When looking for a new knife, one of the most common questions we get is whether plain or serrated blades are better. The physical distinctions are evident, but the answer to which is better is far more difficult; it depends on what you intend to use the blade for and in what scenarios. Continue reading to find out more about the serrated vs. straight edge knife controversy and which one you should add to your collection.

 

 

Plain-Blade Knives

 

 

Plain edge knives, which have a single continuous sharp edge, are significantly more traditional. They have a considerably broader application in EDC, outdoor, and tactical operations. Their most useful application is what most of us think of when we think of wielding a knife: applying hard, consistent pressure. For ages, this design has been proved to give precision and control in a range of situations.

 

 

Another significant advantage of a plain edge blade is that it does not snag or fray while cutting through certain ropes and cables. A clean cut is nearly always achieved with a straight edge. Other ropes, such as those made of plastics or other synthetic materials, may cause the blade to slip rather than cut. Sharpening these blades is normally easy, though this can vary depending on the material used to make the blade.

 

 

Serrated Blades

 

 

Blades with serrated edges have a toothed or saw-like edge ground into the cutting surface.

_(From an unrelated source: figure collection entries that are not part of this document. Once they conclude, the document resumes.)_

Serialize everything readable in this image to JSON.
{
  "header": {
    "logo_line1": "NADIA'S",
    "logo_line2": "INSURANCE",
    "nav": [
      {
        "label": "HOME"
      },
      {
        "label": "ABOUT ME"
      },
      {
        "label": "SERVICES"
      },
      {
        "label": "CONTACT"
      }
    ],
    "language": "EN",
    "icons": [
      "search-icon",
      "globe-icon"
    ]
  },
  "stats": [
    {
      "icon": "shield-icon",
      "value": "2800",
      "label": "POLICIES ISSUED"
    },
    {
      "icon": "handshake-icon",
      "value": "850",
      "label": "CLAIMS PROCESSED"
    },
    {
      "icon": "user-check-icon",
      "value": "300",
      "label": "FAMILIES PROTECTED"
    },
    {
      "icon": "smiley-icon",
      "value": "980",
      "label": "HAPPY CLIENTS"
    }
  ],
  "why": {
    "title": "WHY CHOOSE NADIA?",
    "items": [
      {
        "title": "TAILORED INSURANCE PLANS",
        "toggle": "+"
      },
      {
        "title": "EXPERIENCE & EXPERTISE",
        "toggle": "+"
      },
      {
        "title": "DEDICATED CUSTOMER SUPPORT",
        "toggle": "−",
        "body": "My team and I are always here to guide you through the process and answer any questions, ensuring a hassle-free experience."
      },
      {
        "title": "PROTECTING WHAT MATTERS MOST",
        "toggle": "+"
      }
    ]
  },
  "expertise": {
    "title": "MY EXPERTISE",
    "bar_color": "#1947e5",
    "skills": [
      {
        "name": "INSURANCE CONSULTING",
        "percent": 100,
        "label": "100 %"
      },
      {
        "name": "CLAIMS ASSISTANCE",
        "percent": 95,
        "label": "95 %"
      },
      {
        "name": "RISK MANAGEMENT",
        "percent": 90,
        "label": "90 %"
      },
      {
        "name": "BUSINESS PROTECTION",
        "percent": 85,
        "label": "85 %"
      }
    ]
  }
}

These are designed to be used in a back-and-forth motion, similar to a tiny saw. They’re ideal for slicing through belts and ropes, as well as fabric and other textured materials. Serrated blades are also effective on materials that are soft, pliable, or easily crushed with downward cutting. Bread, cooked meats, soft fruits and vegetables are all excellent materials for use with a serrated knife.

 

 

The disadvantage of serrated blades is that they quickly cause fraying, particularly with ropes and fabrics. Furthermore, when the blade dulls, it becomes much more difficult to sharpen and necessitates the use of specialized sharpening tools. Serrated blades do not cut as cleanly as straight edge knives. Sharpening often necessitates taking the blade to a professional sharpener, particularly if the sharpening is long overdue.

With this lack of clean cutting, there’s higher potential for injury. Be sure to be as careful as you can when using serrated edges, even more than regularly bladed knives.